A partnership with Sunsense Solar and the town of Carbondale yielded a 51-megawatt solar array, which doubled the building’s renewable energy production when it came online in January. Combined with the existing array, which covered 56 percent of the center’s electricity needs last year, the system should allow the building to generate more energy than it consumes annually. In the last week, the panels have delivered 217 percent of what’s required, with the remainder sold back to the grid.
It looks like a promising summer for events, too.
The center’s grounds, which are overseen by Carbondale’s Parks and Recreation department, include a community garden and bread oven and will host events ranging from CCAH’s music and movie series to a kid’s parkour camp. The park’s master plan calls for additional facilities in the long run, including a picnic shelter, tables, restrooms and playground equipment. The Third Street Center also hopes to add to its growing collection of sculptures.

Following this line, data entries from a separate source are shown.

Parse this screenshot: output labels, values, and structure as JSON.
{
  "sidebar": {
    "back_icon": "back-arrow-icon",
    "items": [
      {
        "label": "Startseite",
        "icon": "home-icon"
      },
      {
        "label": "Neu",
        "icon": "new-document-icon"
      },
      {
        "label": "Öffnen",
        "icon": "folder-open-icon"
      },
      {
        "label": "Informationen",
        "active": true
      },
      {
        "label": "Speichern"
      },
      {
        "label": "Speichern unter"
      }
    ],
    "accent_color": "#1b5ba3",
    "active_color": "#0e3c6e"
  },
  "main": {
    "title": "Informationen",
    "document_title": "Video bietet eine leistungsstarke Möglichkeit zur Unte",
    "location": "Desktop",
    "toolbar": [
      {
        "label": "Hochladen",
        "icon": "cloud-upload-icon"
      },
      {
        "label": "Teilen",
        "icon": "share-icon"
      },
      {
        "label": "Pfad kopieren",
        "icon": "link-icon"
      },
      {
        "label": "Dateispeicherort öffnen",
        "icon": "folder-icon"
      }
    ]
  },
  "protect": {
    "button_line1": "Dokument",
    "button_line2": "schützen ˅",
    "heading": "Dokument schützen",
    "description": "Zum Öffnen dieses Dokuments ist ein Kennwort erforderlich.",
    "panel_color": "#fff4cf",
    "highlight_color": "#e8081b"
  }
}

Although the former gymnasium, which hosted the PAC3, is now without a name, liquor license or most of its former audio/visual equipment, Moore hopes it will see broader use under direct Third Street Center supervision.

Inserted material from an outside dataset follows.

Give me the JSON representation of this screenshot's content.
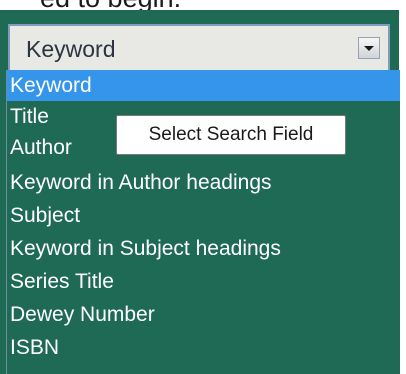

“We really want to make it a multi-use space — everything from a yoga conference to a concert,” she said.
The center already rents out the gym and several smaller spaces for everything from political debates to quinceaneras. Organizations can obtain a liquor license from the town for individual events, while private functions don’t require one.
Once the commercial kitchen has been remodeled for use by the Valley Settlement Program, it will likely be available to others as well. That could prove a boon for event catering within the building, and is nearly essential for anything substantial to operate in the café space.
Currently, the primary candidate for the former location of Lisa’s Hot Mess is the Grana Bread Company, which operated a bakery in downtown Carbondale for several years.
“We’d love to see that happen here,” said Moore. “Not only would it be a huge asset to the building and the tenants, it would draw people in.”
Despite the departure of some elements that defined the center’s first four years, Moore and Taylor still feel supported by their tenants and the community at large. Several donors have even included the institution in their wills and are helping keep annual principals low in the mean time through Alpine Bank’s Legacy Program.
“It’s a great community here at the Third Street Center, within the greater community of Carbondale,” said Taylor. “We’re lucky to have a place like this. It’s a true model, and it deserves to be celebrated.”